The History of the Belem

Considered to be the last great French merchant Ship, the Belem is an impressive three-mast Vessel reaching 34 metres (112 ft) tall and 58 metres (90 ft) long. As well as possessing an impressive 22 sails with a huge surface area of 1,200 m2 (1435 yd 2), it has two 575 horsepower diesel engines, blending tradition with modernity. Interestingly, carrying the Olympic flame has not been the first time the Belem has had a fire on board. The Ship caught ablaze during its maiden voyage in 1896, the same year the Olympic games were revived, on its way to Belem, a Brazilian port city and the Ship’s namesake, but it was repaired and able to continue its visit.

The Belem made her maiden voyage in 1896, the same year as the first Olympic games
The Belem made her maiden voyage in 1896, the same year as the first Olympic games

The Belem’s Olympic voyage

On Saturday 27th April, once the Olympic flame was lit in Athens, it began its 2000 km (1242 mile) journey from the port of Piraeus to Marseille. The Olympic flame was watched 24 hours a day to ensure it stayed lit and twelve days later, it reached the French coast. A celebratory event anticipating the arrival of the Ship in France featured 800 luminous drones forming a torch in the air followed by a pyrotechnic show. As the Vessel docked, an Air Force flyover featured planes drawing the Olympic rings and the colours of the French flag as over 150,000 lined the streets of Marseilles.

Case study: propellor shaft suffering from heavy corrosion

The propellor shaft on this 19th Century Naval Ship was severely damaged, suffering from heavy corrosion and pitting.

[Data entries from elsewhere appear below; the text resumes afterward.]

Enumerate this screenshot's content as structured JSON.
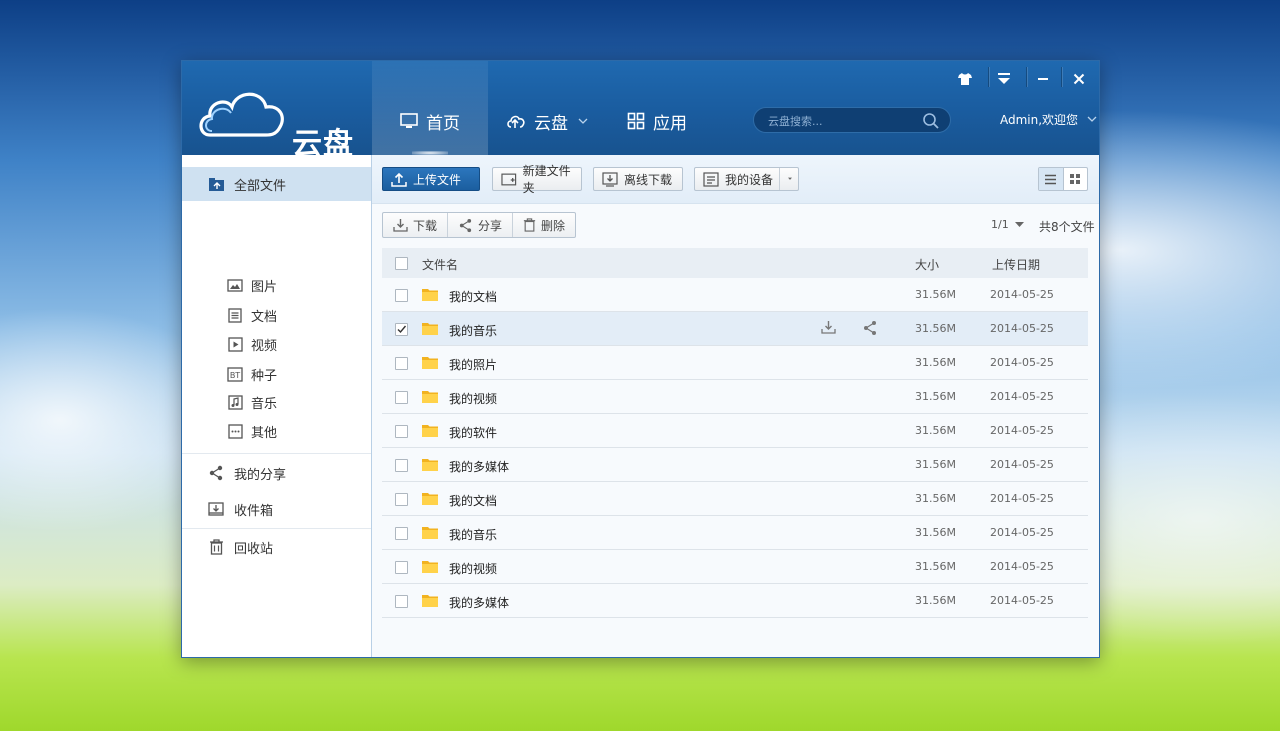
{
  "app": {
    "logo_text": "云盘",
    "nav": [
      {
        "label": "首页",
        "icon": "monitor-icon",
        "active": true
      },
      {
        "label": "云盘",
        "icon": "cloud-upload-icon",
        "active": false
      },
      {
        "label": "应用",
        "icon": "apps-grid-icon",
        "active": false
      }
    ],
    "search_placeholder": "云盘搜索...",
    "user_label": "Admin,欢迎您"
  },
  "sidebar": {
    "all_files": "全部文件",
    "categories": [
      {
        "label": "图片",
        "icon": "image-icon"
      },
      {
        "label": "文档",
        "icon": "document-icon"
      },
      {
        "label": "视频",
        "icon": "video-icon"
      },
      {
        "label": "种子",
        "icon": "bt-torrent-icon"
      },
      {
        "label": "音乐",
        "icon": "music-icon"
      },
      {
        "label": "其他",
        "icon": "more-icon"
      }
    ],
    "my_share": "我的分享",
    "inbox": "收件箱",
    "recycle": "回收站"
  },
  "toolbar": {
    "upload": "上传文件",
    "new_folder": "新建文件夹",
    "offline_download": "离线下载",
    "my_devices": "我的设备"
  },
  "actions": {
    "download": "下载",
    "share": "分享",
    "delete": "删除"
  },
  "pager": {
    "page": "1/1",
    "count_text": "共8个文件"
  },
  "table": {
    "headers": {
      "name": "文件名",
      "size": "大小",
      "date": "上传日期"
    },
    "rows": [
      {
        "name": "我的文档",
        "size": "31.56M",
        "date": "2014-05-25",
        "checked": false
      },
      {
        "name": "我的音乐",
        "size": "31.56M",
        "date": "2014-05-25",
        "checked": true
      },
      {
        "name": "我的照片",
        "size": "31.56M",
        "date": "2014-05-25",
        "checked": false
      },
      {
        "name": "我的视频",
        "size": "31.56M",
        "date": "2014-05-25",
        "checked": false
      },
      {
        "name": "我的软件",
        "size": "31.56M",
        "date": "2014-05-25",
        "checked": false
      },
      {
        "name": "我的多媒体",
        "size": "31.56M",
        "date": "2014-05-25",
        "checked": false
      },
      {
        "name": "我的文档",
        "size": "31.56M",
        "date": "2014-05-25",
        "checked": false
      },
      {
        "name": "我的音乐",
        "size": "31.56M",
        "date": "2014-05-25",
        "checked": false
      },
      {
        "name": "我的视频",
        "size": "31.56M",
        "date": "2014-05-25",
        "checked": false
      },
      {
        "name": "我的多媒体",
        "size": "31.56M",
        "date": "2014-05-25",
        "checked": false
      }
    ]
  }
}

The Customer was keen to preserve the shaft, given its historical significance; replacing it would be extremely costly, and they were reluctant to lose a piece of the original Vessel. It was vital that the chosen solution could reconstruct the damaged areas of the shaft and protect it from future seawater corrosion.

The Belem's propeller shaft showed heavy wear due to seawater corrosion
The Belem’s propeller shaft showed heavy wear due to seawater corrosion

Preserving History: the Belzona solution

Alliatech, a Belzona-authorised distributor with over 40 years of experience, was chosen to carry out the repair. The application took place whilst the Belem was in dry dock in the Saint-Nazaire Shipyards as part of the Ship’s extensive restorations. After grit-blasting and salt-washing the surface, the damaged propeller shaft needed to be reconstructed back to its original profile. Belzona 1111 (Super Metal), a repair composite for metal repair and resurfacing, was chosen for the rebuilding.

The Belem's propeller shaft first and second coats of Belzona 5821
Left: Propellor shaft rebuilt using Belzona 1111 (Super Metal) after first coat of Belzona 5821 – Right: Final application with the second coat of Belzona 5821

Two coats of Belzona 5821 were then applied to protect the shaft from future seawater corrosion. This product was specially designed to offer long-term protection from erosion and corrosion under immersion, thus providing excellent defence against the effects of salt water.

The application of these two Belzona products allowed the original 127-year-old shaft to be retained, avoiding the costly replacement, and maintaining a piece of history.